Dans la section «Perspective» du Fespaco, le premier long métrage fiction de Angèle Diabang est en compétition officielle. C’est ce mercredi à Pissy que la première projection du film a eu lieu.

Des générations d’écoliers ont lu l’ouvrage. Daraay kocc l’a figé au théâtre. Désormais, les spectateurs des salles obscures aussi le verront à l’écran. La longue lettre de Ramatoulaye à Aïssatou a été portée à l’écran par Angèle Diabang. En compétition dans la section «Perspective» de la 29e édition du Festival panafricain du cinéma et de la télévision de Ouagadougou (Fespaco), le film a été présenté ce mercredi à Pissy. Dans la salle, des larmes et de l’émotion. Surtout pour la réalisatrice et son actrice principale, Amélie Mbaye. Il faut dire que Angèle Diabang porte ce film depuis douze longues années.
Au moment de recevoir une standing ovation, c’est une réalisatrice en larmes qui se présentera devant son public. «J’ai envie de dire que je suis soulagée. Les autres jours, j’étais stressée, mais ce matin, je me suis réveillée en forme. Je me suis dit, quoi qu’il se passe, je l’ai fini, j’ai tenu. Et c’est ce qui est le plus important», confie Angèle Diabang. Une si longue lettre raconte l’amitié fusionnelle entre Ramatoulaye et Aïssatou. Mariée à Modou depuis 25 ans, Ramatoulaye tombe des nues quand elle découvre que son mari a épousé la meilleure amie de sa fille. Mais en choisissant de rester, elle prend une décision que son amie Aïssatou, elle, a refusé de prendre. Elle a choisi de mettre fin à son mariage quand son mari, meilleur ami de Modou, a décidé de prendre pour épouse l’homonyme de sa mère. «C’est un livre qui a été écrit en 1979 mais que je trouve encore très actuel. Tout ce qui se passe dans le livre, on a l’impression que ça se passe aujourd’hui», réagit la réalisatrice. Et les réactions de la salle le montrent à souhait. Entre rires, tristesse et jubilation, le film est servi par le jeu d’un casting de haute facture.
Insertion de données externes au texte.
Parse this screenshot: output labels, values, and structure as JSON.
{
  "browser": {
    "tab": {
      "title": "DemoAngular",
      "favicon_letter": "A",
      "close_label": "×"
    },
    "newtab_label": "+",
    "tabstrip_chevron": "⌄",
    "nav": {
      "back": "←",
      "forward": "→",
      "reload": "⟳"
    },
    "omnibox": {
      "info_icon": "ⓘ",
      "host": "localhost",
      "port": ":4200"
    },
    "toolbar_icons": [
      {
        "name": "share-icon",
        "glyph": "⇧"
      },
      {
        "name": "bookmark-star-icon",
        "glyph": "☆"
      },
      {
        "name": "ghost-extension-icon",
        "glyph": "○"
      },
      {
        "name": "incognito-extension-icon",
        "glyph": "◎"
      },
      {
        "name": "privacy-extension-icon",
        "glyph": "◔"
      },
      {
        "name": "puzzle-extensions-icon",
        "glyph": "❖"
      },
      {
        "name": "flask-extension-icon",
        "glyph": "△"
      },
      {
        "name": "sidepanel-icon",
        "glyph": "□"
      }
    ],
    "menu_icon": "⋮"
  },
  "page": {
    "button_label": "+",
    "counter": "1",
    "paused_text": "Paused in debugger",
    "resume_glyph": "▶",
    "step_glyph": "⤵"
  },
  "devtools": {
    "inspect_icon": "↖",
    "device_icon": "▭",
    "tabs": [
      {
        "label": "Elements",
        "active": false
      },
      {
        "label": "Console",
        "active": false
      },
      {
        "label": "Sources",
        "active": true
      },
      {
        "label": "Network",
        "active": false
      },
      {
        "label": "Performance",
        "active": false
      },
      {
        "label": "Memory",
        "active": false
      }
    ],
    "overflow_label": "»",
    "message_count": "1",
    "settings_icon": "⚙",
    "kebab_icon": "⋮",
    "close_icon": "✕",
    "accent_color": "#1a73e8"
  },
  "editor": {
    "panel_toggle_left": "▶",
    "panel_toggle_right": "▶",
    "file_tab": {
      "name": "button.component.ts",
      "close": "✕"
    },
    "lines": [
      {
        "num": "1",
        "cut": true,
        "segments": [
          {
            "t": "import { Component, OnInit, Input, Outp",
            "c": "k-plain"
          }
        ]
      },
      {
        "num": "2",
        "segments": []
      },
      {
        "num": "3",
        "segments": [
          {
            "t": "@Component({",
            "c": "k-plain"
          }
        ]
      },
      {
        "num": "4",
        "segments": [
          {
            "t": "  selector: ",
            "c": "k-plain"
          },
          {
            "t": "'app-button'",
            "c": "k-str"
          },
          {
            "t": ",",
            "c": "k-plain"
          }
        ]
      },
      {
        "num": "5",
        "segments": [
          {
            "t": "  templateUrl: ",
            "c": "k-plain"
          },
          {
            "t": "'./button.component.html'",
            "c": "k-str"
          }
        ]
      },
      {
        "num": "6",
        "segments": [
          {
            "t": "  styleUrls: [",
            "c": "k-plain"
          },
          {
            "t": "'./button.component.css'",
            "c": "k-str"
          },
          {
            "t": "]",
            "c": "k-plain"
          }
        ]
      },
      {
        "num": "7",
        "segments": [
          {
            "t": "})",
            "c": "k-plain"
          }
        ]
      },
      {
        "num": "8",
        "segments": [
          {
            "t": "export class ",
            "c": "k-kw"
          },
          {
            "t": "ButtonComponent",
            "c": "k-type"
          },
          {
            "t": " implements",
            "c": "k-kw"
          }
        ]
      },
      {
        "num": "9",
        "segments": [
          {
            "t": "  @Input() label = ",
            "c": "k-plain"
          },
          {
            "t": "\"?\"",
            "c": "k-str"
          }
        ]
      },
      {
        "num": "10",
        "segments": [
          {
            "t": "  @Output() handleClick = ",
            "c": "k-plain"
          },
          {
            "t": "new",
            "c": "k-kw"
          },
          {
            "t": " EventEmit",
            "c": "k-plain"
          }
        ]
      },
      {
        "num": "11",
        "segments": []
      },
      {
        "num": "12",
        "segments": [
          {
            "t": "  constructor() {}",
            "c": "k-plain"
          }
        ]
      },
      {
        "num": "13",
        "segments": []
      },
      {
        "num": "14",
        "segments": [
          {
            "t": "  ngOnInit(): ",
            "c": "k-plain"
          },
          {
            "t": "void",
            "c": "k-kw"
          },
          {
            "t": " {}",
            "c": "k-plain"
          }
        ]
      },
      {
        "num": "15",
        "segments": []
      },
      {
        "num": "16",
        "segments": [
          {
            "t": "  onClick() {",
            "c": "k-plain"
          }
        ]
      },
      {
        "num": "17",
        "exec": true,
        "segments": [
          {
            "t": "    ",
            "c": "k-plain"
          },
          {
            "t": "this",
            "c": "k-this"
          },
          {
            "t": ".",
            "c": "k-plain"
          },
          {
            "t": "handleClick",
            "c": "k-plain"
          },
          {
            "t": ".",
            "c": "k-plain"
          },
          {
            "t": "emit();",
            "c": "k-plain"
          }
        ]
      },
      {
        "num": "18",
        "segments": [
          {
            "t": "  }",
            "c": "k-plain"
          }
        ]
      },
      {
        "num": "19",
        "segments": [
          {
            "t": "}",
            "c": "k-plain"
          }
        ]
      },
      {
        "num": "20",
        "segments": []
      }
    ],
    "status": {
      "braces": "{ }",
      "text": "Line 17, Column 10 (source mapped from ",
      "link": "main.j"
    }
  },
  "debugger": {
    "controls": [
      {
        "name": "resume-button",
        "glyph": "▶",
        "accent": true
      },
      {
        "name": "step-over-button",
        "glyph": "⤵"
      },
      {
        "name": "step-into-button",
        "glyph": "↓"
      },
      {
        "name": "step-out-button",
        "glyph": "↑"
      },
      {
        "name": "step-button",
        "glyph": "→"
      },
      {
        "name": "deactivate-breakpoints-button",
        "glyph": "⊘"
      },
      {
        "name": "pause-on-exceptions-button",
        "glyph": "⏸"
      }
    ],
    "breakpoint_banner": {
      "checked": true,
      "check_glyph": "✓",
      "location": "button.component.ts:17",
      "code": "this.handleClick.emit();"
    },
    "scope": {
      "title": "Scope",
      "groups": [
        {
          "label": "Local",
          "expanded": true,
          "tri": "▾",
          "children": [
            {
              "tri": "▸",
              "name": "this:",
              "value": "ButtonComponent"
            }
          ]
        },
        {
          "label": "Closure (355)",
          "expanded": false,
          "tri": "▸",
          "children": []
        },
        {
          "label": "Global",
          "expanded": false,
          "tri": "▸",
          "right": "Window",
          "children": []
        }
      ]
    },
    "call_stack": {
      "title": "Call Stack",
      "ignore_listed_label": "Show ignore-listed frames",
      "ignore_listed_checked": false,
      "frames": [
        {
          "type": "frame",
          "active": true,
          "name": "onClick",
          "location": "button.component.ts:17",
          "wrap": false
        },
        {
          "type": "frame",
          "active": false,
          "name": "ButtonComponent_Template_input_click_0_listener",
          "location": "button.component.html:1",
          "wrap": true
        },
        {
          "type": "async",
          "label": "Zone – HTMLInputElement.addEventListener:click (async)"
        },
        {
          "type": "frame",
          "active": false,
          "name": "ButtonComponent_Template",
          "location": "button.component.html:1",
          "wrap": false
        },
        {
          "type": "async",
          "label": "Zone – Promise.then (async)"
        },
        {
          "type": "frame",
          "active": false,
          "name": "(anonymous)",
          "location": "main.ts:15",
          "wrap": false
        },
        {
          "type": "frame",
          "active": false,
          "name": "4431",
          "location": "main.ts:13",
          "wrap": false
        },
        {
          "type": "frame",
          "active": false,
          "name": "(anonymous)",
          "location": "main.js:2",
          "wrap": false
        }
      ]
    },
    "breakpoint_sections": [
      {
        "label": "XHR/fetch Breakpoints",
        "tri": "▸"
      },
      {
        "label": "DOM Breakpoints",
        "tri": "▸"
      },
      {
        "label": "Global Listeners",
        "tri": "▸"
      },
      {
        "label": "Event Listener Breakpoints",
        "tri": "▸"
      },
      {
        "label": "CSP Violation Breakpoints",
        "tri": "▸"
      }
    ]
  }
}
Amélie Mbaye, impériale, campe une Ramatoulaye résiliente et conquérante. «Ils pensaient pouvoir contrôler mon destin. Plus jamais !», dit-elle à sa fille Daba. Tout au long du film, elle distille des références à des figures féminines majeures comme Aline Sitoé Diatta, Safi Faye et Annette Mbaye d’Erneville, enseignées aux jeunes élèves. Mais surtout, le film présente ce modèle de sororité entre deux femmes qui se soutiennent. «Je voudrais rendre hommage à ma défunte collègue Reine Marie Faye qui a lu ce texte il y a 35 ans et que j’ai présenté à la Rts. J’espérais que le jour où il serait sur grand écran, je serais Ramatoulaye», confie la comédienne Amélie Mbaye.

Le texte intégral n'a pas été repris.